Australia Tujuan Favorit Pelajar Indonesia karena Kesempatan Kerja

Ilustrasi mahasiswa S2 dan S3 di Curtin University, Australia Barat. (Foto: radioaustralia.net.au/Akhdian Repawalli)

JAKARTA, SATUHARAPAN.COM – Australia, menjadi destinasi favorit bagi pelajar Indonesia yang ingin menuntut ilmu, dibandingkan negara barat lainnya seperti Inggris, selain karena faktor jarak yang tidak terlalu jauh juga banyaknya kesempatan untuk sambil bekerja.

Hal ini diungkapkan dosen asal Indonesia, Murniati Mukhlisin, yang diutus University of Essex, Inggris untuk menjadi pembicara tentang akuntansi Islam, pada The Eight Asia-Pacific Interdisciplinary Research in Accounting Conference.

Ia mengatakan, banyaknya mahasiswa Indonesia yang belajar di Australia dan juga di Inggris karena didukung faktor kedua negara menggunakan bahasa Inggris, demikian dilansir dari Antara di Jakarta Senin (11/7)

Mahasiswi University of Quensland, Brisbane, Swasmi Sutanto, mengatakan kendati demikian, Australia dan Inggris dua negara yang diminati mahasiswa dari seluruh dunia ketimbang negara lainnya, karena beberapa universitas berada di peringkat atas dunia yang artinya pendidikan yang ditawarkan dipercayai sangat bermutu.

Murniati Mukhlisin mengatakan, konferensi yang diadakan sekali dalam tiga tahun berlangsung dari tanggal 13 sampai 15 Juli di kampus Royal Melbourne Institute of Technology (RMIT), Melbourne dihadiri sekitar 300 dosen dan guru besar bidang akuntansi dari berbagai negara.

Sebelum konferensi dengan ditemani mahasiswi Monash University, Ana Siti Nur Khasanah, berkesempatan melihat Melbourne pada waktu malam itu, khususnya di sekitar Flinders Street yang disesaki pengunjung khusus mahasiswa serasa berada di Kota Pelajar Yogyakarta.
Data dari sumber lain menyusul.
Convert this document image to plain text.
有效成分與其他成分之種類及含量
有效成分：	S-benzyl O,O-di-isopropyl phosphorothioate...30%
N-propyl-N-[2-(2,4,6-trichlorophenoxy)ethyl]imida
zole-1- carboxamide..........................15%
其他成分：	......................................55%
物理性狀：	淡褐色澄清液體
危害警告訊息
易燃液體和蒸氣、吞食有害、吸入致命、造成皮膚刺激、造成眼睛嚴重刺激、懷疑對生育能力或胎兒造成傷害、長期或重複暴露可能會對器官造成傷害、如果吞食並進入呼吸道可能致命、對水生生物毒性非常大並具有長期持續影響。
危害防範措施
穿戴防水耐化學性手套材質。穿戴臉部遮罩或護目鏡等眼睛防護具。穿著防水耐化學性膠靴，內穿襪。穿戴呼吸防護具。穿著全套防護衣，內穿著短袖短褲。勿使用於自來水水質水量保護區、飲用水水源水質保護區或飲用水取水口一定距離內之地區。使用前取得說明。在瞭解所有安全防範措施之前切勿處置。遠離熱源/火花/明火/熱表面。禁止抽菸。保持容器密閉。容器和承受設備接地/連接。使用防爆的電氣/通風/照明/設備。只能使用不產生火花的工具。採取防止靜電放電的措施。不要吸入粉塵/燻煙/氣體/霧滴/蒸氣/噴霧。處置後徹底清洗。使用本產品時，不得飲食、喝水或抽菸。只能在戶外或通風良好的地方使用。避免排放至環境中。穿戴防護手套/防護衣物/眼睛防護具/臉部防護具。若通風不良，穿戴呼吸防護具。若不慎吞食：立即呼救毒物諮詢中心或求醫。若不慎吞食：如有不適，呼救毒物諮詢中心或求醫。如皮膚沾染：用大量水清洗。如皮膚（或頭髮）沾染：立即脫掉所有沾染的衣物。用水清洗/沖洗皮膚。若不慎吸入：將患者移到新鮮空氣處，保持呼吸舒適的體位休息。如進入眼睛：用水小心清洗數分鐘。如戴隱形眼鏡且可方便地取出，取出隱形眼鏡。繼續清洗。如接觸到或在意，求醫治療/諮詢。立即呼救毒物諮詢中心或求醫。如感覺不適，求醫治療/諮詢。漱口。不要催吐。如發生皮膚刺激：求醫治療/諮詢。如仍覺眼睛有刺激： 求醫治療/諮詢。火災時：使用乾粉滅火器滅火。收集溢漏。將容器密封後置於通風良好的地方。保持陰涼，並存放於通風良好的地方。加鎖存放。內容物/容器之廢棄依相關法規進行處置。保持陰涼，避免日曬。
Menurut Murniati Mukhlisin, wajar saja nampak seperti kota pelajar, Melbourne dikelilingi enam universitas besar seperti University of Melbourne, Monash University, Deakin University, Royal Melbourne Institute of Technology, La Trobe University dan Victoria University.
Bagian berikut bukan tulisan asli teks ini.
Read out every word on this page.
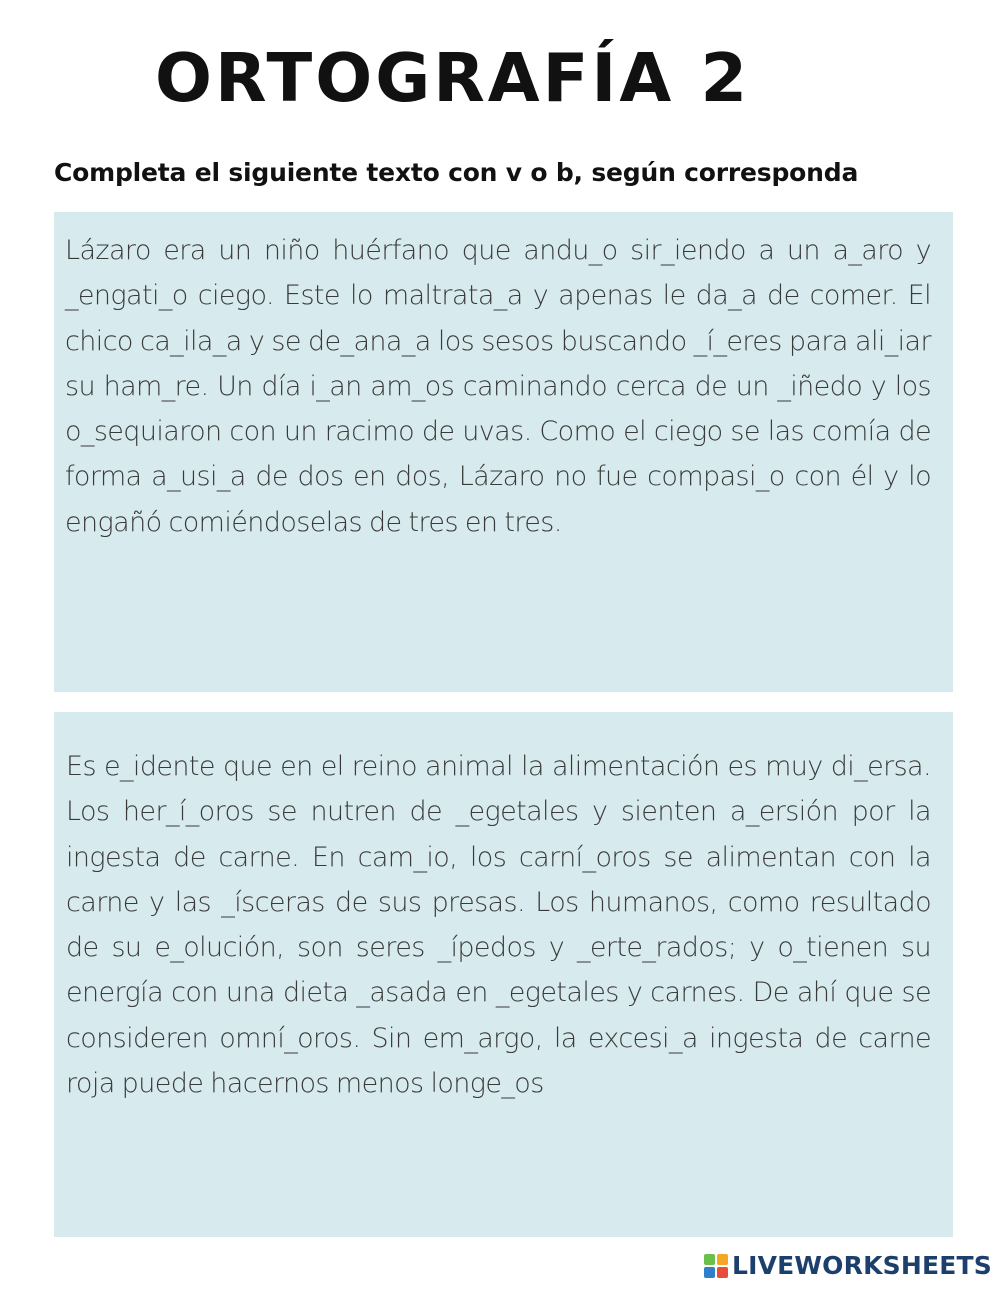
ORTOGRAFÍA 2

Completa el siguiente texto con v o b, según corresponda

Lázaro era un niño huérfano que andu_o sir_iendo a un a_aro y _engati_o ciego. Este lo maltrata_a y apenas le da_a de comer. El chico ca_ila_a y se de_ana_a los sesos buscando _í_eres para ali_iar su ham_re. Un día i_an am_os caminando cerca de un _iñedo y los o_sequiaron con un racimo de uvas. Como el ciego se las comía de forma a_usi_a de dos en dos, Lázaro no fue compasi_o con él y lo engañó comiéndoselas de tres en tres.

Es e_idente que en el reino animal la alimentación es muy di_ersa. Los her_í_oros se nutren de _egetales y sienten a_ersión por la ingesta de carne. En cam_io, los carní_oros se alimentan con la carne y las _ísceras de sus presas. Los humanos, como resultado de su e_olución, son seres _ípedos y _erte_rados; y o_tienen su energía con una dieta _asada en _egetales y carnes. De ahí que se consideren omní_oros. Sin em_argo, la excesi_a ingesta de carne roja puede hacernos menos longe_os

LIVEWORKSHEETS
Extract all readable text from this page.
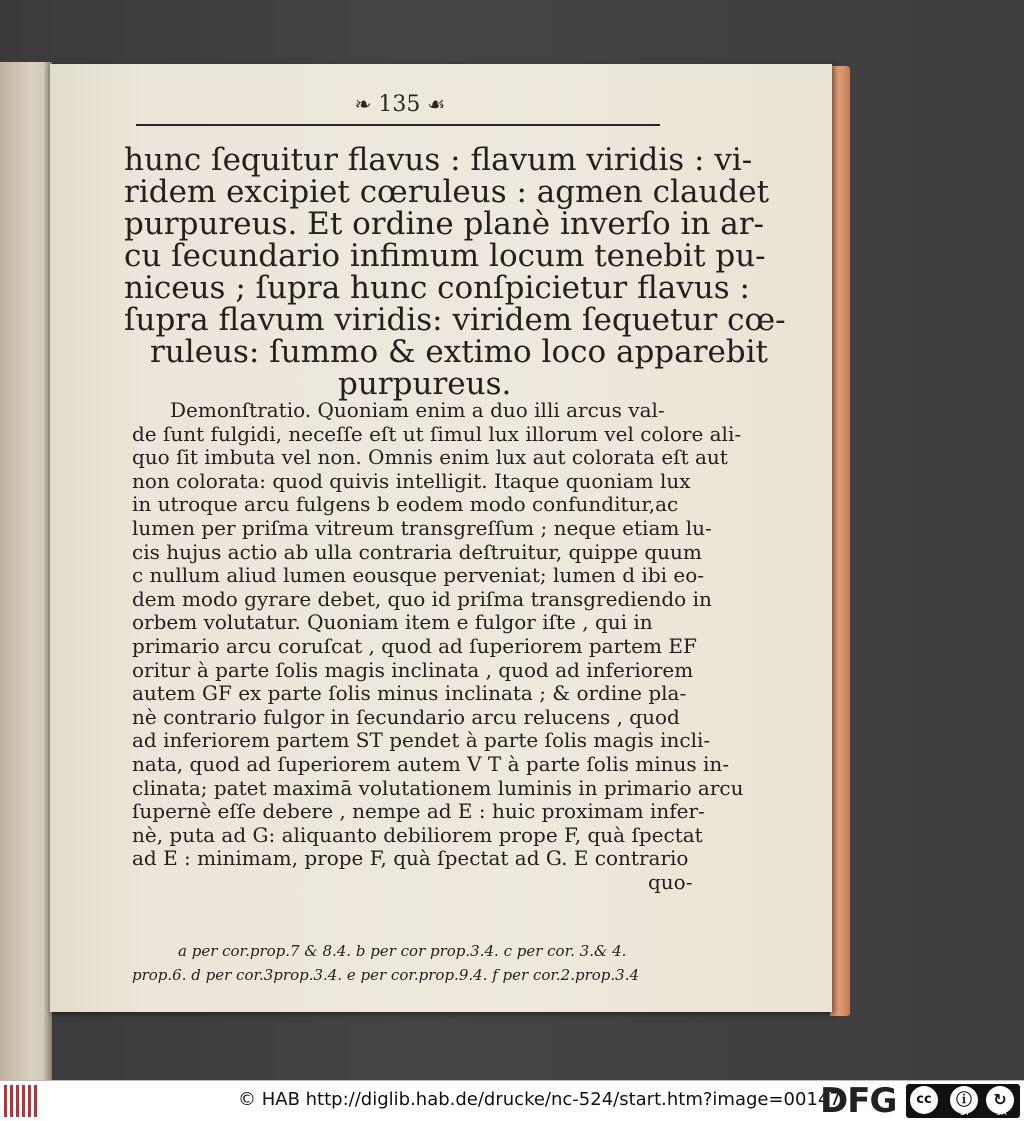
❧ 135 ☙
hunc ſequitur flavus : flavum viridis : vi-
ridem excipiet cœruleus : agmen claudet
purpureus. Et ordine planè inverſo in ar-
cu ſecundario infimum locum tenebit pu-
niceus ; ſupra hunc conſpicietur flavus :
ſupra flavum viridis: viridem ſequetur cœ-
ruleus: ſummo & extimo loco apparebit
purpureus.
Demonſtratio. Quoniam enim a duo illi arcus val-
de ſunt fulgidi, neceſſe eſt ut ſimul lux illorum vel colore ali-
quo ſit imbuta vel non. Omnis enim lux aut colorata eſt aut
non colorata: quod quivis intelligit. Itaque quoniam lux
in utroque arcu fulgens b eodem modo confunditur,ac
lumen per priſma vitreum transgreſſum ; neque etiam lu-
cis hujus actio ab ulla contraria deſtruitur, quippe quum
c nullum aliud lumen eousque perveniat; lumen d ibi eo-
dem modo gyrare debet, quo id priſma transgrediendo in
orbem volutatur. Quoniam item e fulgor iſte , qui in
primario arcu coruſcat , quod ad ſuperiorem partem EF
oritur à parte ſolis magis inclinata , quod ad inferiorem
autem GF ex parte ſolis minus inclinata ; & ordine pla-
nè contrario fulgor in ſecundario arcu relucens , quod
ad inferiorem partem ST pendet à parte ſolis magis incli-
nata, quod ad ſuperiorem autem V T à parte ſolis minus in-
clinata; patet maximā volutationem luminis in primario arcu
ſupernè eſſe debere , nempe ad E : huic proximam infer-
nè, puta ad G: aliquanto debiliorem prope F, quà ſpectat
ad E : minimam, prope F, quà ſpectat ad G. E contrario
quo-
a per cor.prop.7 & 8.4. b per cor prop.3.4. c per cor. 3.& 4.
prop.6. d per cor.3prop.3.4. e per cor.prop.9.4. f per cor.2.prop.3.4
© HAB http://diglib.hab.de/drucke/nc-524/start.htm?image=00147
DFG	cc	ⓘ	↻
BY	SA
Ana, penerima beasiswa Lembaga Pengelola Dana Pendidikan (LPDP) yang kuliah di jurusan Teaching English as a Second Language (TESOL) betah kuliah di Monash, karena mudah menemukan masjid dan makanan halal termasuk makanan khas Indonesia juga komunitas Muslim Indonesia.

Menurut Kedutaan Besar Australia, mahasiswa Indonesia di negara itu hingga saat ini berjumlah 15.000 orang. Sebagian besar mereka kuliah dengan bantuan beasiswa baik dari Pendidikan Tinggi (Dikti), Pendidikan Tinggi Islam (Diktis), LPDP, instansi pemerintah Indonesia, Australian Development Scholarship, Endeavour Scholarship, dan sebagian lainnya biaya sendiri.

Sementara jumlah mahasiswa Indonesia di Inggris sekitar 3.000 orang, seperti yang diungkapkan Duta Besar Inggris untuk Indonesia Moazzam Malik baru-baru ini di sebuah media. Sebagian besar mendapat bantuan beasiswa.

Menurut Murniati, dilihat dari jumlahnya, wajar Australia menjadi destinasi favorit bagi mahasiswa Indonesia dibandingkan negara barat lainnya, Inggris misalnya, karena jarak dari keluarga di Indonesia dan adanya kesempatan bekerja.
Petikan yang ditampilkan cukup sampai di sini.